Well that way it doesn't make much sense, you said they are "piggy backing" on the US economy by choice, and if by that you meant that they were merely not refusing to participate in the global economy then it's a relatively pointless point.
0 Replies
 
FreeDuck
 
  1  
Reply Wed 11 Feb, 2009 03:01 pm
@fbaezer,
fbaezer wrote:

You, personally, can. But the "buy American" campaign has to do with not letting the consumer or the investors "buy foreign", through tariffs, quotas and, more ominously, legal restrictions to components -such as steel and cement- of government financed infrastructure or cars from rescued companies.


This conversation is probably stale but I would like to clarify that I thought we were talking about the proposal in the House bill to require infrastructure projects to use American products, not tariffs or quotas.
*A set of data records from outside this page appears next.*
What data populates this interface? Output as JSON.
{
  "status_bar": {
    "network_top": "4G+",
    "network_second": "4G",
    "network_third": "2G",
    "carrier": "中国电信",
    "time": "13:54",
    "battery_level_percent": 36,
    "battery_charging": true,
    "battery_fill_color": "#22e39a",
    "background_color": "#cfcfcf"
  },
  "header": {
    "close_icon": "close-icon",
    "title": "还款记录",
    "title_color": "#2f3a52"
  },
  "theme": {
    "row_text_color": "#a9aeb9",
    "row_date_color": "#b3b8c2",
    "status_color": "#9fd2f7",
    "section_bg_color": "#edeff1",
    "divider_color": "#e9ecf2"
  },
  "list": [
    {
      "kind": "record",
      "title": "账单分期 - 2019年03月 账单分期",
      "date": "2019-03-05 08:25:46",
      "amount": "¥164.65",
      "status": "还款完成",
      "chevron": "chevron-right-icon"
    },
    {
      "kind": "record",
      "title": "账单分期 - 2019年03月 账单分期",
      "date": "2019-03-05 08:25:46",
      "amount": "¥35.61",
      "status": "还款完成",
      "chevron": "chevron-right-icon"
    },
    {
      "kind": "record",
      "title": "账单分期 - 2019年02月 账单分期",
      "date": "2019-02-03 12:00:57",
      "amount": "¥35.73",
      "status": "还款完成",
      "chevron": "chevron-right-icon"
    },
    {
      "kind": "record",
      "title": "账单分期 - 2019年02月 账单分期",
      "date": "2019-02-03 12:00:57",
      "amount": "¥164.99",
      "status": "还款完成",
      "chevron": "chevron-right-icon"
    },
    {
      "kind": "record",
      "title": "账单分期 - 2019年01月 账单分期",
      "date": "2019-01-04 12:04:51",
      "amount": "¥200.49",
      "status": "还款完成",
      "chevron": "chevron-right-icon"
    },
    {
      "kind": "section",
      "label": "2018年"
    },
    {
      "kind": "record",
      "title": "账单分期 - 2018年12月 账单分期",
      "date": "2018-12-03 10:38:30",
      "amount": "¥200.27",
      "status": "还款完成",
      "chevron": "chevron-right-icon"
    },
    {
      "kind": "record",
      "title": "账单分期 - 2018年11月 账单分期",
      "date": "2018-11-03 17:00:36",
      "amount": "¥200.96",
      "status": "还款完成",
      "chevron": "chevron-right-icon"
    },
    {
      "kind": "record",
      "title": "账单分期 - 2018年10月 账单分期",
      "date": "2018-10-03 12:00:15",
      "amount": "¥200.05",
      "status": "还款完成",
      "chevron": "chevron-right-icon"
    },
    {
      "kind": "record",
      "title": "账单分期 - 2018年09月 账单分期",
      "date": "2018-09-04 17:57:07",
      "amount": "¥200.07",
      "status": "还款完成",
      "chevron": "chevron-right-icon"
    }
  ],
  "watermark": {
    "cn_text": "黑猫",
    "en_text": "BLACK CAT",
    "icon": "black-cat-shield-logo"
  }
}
I don't support those. In truth, I don't really care about this provision either and don't believe in stimulus packages much at all. I just don't think the knee-jerk protectionism cries were proportional to what was actually being proposed. If, and I'm not up to speed as I've been super-duper busy, the bill includes tariffs and quotas then I agree that it's counter-productive and bad policy, not to mention that it would embody all of those "so American" things that you've claimed. I think there is some sensitivity that makes it difficult to be clear on this topic.